By: Our Correspondent

The dishonesty of fund management companies with their inflated fees and grossly overpaid managers seems to know no bounds despite the efforts of a few regulators.

One of the ways of moving equity capital around the world and into lesser known markets than New York, London, Tokyo, Frankfurt etc has been the development of single-country funds traded on the major exchanges These can be either closed-end – ie of fixed size – and may be traded at a premium or discount to net asset value – or open, with their size determined by demand and price reflecting the underlying asset value.

Specifically they enable investors to focus on one country rather than a rag bag group such as Asia-Pacific or Asia-ex Japan or, worst of all Emerging Markets, a now-absurd concept when the likes of Korea, Pakistan and Chile, plus a dozen others, are bundled up.

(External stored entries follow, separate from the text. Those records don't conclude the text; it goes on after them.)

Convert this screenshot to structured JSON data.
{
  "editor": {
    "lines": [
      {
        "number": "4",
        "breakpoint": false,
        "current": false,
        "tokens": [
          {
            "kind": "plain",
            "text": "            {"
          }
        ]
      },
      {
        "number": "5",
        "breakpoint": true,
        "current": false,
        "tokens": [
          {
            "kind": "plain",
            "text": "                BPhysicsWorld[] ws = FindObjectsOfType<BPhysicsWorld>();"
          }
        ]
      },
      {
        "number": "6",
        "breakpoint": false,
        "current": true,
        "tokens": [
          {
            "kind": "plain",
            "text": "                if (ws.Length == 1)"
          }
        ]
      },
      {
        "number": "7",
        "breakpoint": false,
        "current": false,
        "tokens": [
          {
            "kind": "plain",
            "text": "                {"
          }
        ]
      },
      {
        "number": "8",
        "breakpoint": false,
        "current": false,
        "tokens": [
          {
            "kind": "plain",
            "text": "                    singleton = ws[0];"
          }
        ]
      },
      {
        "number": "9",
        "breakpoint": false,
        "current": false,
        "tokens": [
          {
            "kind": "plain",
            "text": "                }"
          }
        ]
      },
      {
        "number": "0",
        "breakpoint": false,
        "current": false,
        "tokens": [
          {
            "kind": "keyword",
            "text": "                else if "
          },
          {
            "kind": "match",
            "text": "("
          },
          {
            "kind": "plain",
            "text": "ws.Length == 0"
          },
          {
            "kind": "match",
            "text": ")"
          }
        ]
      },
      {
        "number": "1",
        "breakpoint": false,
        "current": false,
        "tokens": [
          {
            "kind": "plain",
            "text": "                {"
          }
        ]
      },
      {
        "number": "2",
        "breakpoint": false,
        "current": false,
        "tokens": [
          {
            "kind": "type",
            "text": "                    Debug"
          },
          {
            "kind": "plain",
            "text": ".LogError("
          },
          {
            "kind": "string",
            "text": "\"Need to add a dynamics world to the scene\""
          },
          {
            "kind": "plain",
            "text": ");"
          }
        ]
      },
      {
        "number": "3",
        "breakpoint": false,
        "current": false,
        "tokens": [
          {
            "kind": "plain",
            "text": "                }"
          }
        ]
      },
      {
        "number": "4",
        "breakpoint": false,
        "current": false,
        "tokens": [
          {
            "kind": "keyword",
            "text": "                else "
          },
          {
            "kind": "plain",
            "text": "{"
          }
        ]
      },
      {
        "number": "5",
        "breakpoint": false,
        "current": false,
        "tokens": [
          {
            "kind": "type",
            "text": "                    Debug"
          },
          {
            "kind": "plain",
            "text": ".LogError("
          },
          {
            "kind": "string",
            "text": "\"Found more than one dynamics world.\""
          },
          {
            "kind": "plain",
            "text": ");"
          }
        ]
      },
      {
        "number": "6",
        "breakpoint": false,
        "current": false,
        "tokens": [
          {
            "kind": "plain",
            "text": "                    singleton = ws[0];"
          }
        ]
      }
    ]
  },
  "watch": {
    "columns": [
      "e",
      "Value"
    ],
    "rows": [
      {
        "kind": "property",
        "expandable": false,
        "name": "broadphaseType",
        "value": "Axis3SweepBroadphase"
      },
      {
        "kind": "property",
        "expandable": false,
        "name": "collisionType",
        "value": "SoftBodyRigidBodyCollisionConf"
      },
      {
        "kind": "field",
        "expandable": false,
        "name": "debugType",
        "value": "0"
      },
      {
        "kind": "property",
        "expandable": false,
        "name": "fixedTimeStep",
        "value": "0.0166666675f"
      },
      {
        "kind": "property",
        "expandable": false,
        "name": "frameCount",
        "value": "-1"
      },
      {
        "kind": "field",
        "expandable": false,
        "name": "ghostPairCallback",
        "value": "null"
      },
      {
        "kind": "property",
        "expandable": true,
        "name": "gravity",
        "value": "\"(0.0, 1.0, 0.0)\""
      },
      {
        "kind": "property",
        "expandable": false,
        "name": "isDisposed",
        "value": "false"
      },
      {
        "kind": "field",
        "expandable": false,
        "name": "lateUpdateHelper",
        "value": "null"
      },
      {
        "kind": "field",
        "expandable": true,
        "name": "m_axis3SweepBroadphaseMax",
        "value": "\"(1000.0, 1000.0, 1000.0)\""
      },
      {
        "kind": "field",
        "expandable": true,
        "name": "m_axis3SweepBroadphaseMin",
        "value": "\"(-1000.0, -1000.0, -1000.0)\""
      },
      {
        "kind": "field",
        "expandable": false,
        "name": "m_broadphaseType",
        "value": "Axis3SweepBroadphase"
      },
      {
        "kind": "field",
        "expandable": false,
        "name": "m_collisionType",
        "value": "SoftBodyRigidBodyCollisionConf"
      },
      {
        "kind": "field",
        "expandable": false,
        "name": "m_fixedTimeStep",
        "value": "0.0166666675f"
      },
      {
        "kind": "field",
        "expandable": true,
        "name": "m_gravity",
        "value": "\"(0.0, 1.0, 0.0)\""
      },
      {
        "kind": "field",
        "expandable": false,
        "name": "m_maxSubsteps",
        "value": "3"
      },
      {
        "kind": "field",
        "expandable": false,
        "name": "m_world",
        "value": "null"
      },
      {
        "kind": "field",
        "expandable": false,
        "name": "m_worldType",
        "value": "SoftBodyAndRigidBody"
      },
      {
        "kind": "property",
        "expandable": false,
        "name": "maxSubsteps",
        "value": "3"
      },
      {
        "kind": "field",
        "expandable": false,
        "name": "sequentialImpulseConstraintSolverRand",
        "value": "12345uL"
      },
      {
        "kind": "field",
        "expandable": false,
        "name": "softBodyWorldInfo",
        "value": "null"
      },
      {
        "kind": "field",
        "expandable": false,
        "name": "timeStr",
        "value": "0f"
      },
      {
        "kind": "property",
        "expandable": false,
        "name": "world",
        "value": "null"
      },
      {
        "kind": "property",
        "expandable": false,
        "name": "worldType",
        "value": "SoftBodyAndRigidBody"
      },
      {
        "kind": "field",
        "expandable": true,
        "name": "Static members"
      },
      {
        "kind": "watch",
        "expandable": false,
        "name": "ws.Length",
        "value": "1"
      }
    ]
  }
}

So what are investors in Singapore, Greater China (whatever that means), Asian Tigers (a 1980s species?), Indonesia and Chile now to make of the fact that these places, and Israel, no longer exist? That’s is, at least in the books of Aberdeen Asset Management, a company with a long history of investing in Asian markets.

These investors have just learned that from April 30, they have all been told that their supposedly well-focused investment has been merged into the Chile Fund and its name changed to Emerging Markets Equity Income Fund.

Doubtless this was all approved by the votes of those on the inside track. Doubtless there is plenty of tiny print in the articles which allows blue to be the new pink. Doubtless it is “justified” by claims that the discount to net asset value will be reduced and thus of benefit to the holders. They also promise a cap on fees. But all this is simply a reminder that the funds were dishonestly marketed in the first instance and the discounts to net asset value were at least in part a reflection of bad and high cost management.

Investors who presumably chose focused funds deliberately now have the Hobson’s Choice of sticking with a fund which is not invested as they had been promised, or going to the expense of liquidating their investment at whatever the discount to NAV it may be.

Either way, they lose and the snake oil-selling fund managers carry on collecting fees. And the vast regulatory bureaucracy shuffles paper.